What’s New in Contraception?

By: Robert A. Hatcher, MD, MPH
Professor Emeritus, Department of Gynecology and Obstetrics
Emory University School of Medicine

During the last week of September 2021, 500 participants in the Contraceptive Technology virtual conference learned about three new contraceptives that I want to tell you about.

  • The Progestin-only Pill providing 4mg of Drospirenone
    • As of early October 2021, the most important change in oral contraception is the progestin-only pill providing 4 mg of drospirenone (DRSP) and marketed as Slynd. It is packaged to provide 24 active pills (DRSP 4 mg) and 4 inert pills. There is only one absolute contraindication (“4” in US Medical Eligibility Criteria or MEC) for the use of this pill—current breast cancer. Someone who currently has or is being treated for breast cancer should not be prescribed Slynd.
    • This progestin-only pill may be used during breastfeeding and immediately postpartum. It is extremely effective, and it is NOT contraindicated for persons at an elevated risk for blood clots (in contrast to estrogen-containing birth control pill).
    • The drospirenone-only pill Slynd is being called the first of the 4th generation of birth control pills. It leads to a high likelihood of anovulation. Its suppression of ovulation and its pregnancy rates are equivalent to that associated with combined pills. It causes no increase in blood pressure and no increased risk of venous or arterial clots.
    • While users who take Slynd have more days of spotting in the first few cycles, only 3.3% discontinue use of this pill because of bleeding.
    • As with any new medication, its price will start out high, but most insurance plans do cover DRSP pills and persons covered by the Affordable Care Act will pay nothing for this new progestin-only pill.

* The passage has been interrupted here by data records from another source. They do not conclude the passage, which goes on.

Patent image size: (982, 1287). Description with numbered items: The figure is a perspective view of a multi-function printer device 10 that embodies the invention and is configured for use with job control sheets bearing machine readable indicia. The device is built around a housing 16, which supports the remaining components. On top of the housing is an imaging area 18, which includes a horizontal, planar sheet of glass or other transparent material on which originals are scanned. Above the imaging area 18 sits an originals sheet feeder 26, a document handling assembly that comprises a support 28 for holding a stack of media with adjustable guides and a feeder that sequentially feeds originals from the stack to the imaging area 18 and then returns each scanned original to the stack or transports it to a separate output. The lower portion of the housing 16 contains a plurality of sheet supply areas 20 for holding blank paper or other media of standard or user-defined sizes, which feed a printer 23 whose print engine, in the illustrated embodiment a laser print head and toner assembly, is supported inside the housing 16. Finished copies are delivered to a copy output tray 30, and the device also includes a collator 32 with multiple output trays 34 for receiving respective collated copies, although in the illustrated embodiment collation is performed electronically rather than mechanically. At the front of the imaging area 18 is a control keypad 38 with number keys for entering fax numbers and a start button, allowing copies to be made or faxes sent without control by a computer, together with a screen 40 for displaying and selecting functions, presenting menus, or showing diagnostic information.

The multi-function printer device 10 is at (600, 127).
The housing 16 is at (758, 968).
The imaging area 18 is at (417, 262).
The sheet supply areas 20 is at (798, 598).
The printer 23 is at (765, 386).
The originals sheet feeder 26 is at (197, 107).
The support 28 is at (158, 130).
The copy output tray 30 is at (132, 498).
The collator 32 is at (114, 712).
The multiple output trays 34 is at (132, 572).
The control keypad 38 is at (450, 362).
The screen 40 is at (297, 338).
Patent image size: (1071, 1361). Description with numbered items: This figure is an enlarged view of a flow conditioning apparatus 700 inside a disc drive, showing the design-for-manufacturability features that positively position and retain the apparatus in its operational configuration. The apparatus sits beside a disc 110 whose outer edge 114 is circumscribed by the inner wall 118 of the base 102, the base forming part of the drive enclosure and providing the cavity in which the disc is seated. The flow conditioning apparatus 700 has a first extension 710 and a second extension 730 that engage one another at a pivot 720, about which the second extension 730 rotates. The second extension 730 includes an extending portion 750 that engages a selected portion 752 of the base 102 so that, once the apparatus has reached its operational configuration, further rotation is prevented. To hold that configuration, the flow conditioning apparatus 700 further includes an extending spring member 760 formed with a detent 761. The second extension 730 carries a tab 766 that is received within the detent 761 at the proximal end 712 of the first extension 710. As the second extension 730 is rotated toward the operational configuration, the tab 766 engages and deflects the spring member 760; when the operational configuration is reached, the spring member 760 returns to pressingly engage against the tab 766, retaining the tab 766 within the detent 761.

  • Self-administered Subcutaneous Depo Provera
    • Depo SQ is the way some users are now being taught to self-inject Depo Provera.
    • For years now it has been apparent that Depo Provera provided by deep IM injections every three months has the highest rates of discontinuation of any reversible contraceptive. One of the effects of the Covid-19 pandemic is that healthcare that can be self-administered at home has been encouraged. Depo SQ is a self-administered Depo Provera shot. A meta-analysis (combined data from multiple studies) by Kennedy, et al., analyzed rates of continuation and pregnancy among 4,000 users, some of whom were provided Depo IM and others taught to inject for themselves Depo SQ. Users Instructed to self-administer Depo Provera subcutaneously had higher continuation rates and lower pregnancy rates.
    • The US MEC guidance for Depo SQ and Depo IM are exactly the same.


  • Levonorgestrel IUDs as Emergency Contraceptives
    • Clinicians have been reticent about providing a 52 mg levonorgestrel IUD (LNG IUD) for emergency contraception when a copper T 380A IUD, known to have an extremely low pregnancy rate, was available.
    • However, a recent study of IUDs for emergency contraception compared the 52 mg LNG IUD with the copper T 380A and found that the LNG IUD proved to be “noninferior” to the use of a copper IUD in pregnancy prevention. In the study, 706 women who had a negative pregnancy test and sought a morning-after contraceptive following unprotected intercourse were provided either the 52 mg LNG IUD or a copper T 380A IUD. After a month of IUD use, only 1 pregnancy was reported in users of an LNG IUD and 0 pregnancies among users of the copper IUD.
    • Users of the LNG IUD are likely to experience one of the non-contraceptive benefits attributed to the method, so it is likely that insertion of a 52 mg LNG IUD will become the preferred method of emergency contraception for many women in the future.
    • The non-contraceptive benefits associated with the LND IUD may include any of the following:
      • Decreased menstrual cramping, as much as a 95% reduction in menstrual blood loss
      • Protection against endometrial hyperplasia and endometrial cancer
      • Protection against the growth of uterine fibroids
      • Decreased endometriosis symptoms
      • Production of a thick mucus plug at the opening of the cervix preventing ascent into the uterus not only of sperm but also of a number of infectious agents.

BUT…innovation means nothing unless it leads to a change in practices. A continued focus is needed on the question “What is my (our) next right step?” The answer is in the hands of everyone providing contraceptives and of students of this field—offer your patients the option of any of these three exciting new methods: the drospirenone-containing progestin-only pill, the 52 mg LNG IUDs as emergency contraceptives, and Depo SQ for self-injection at home.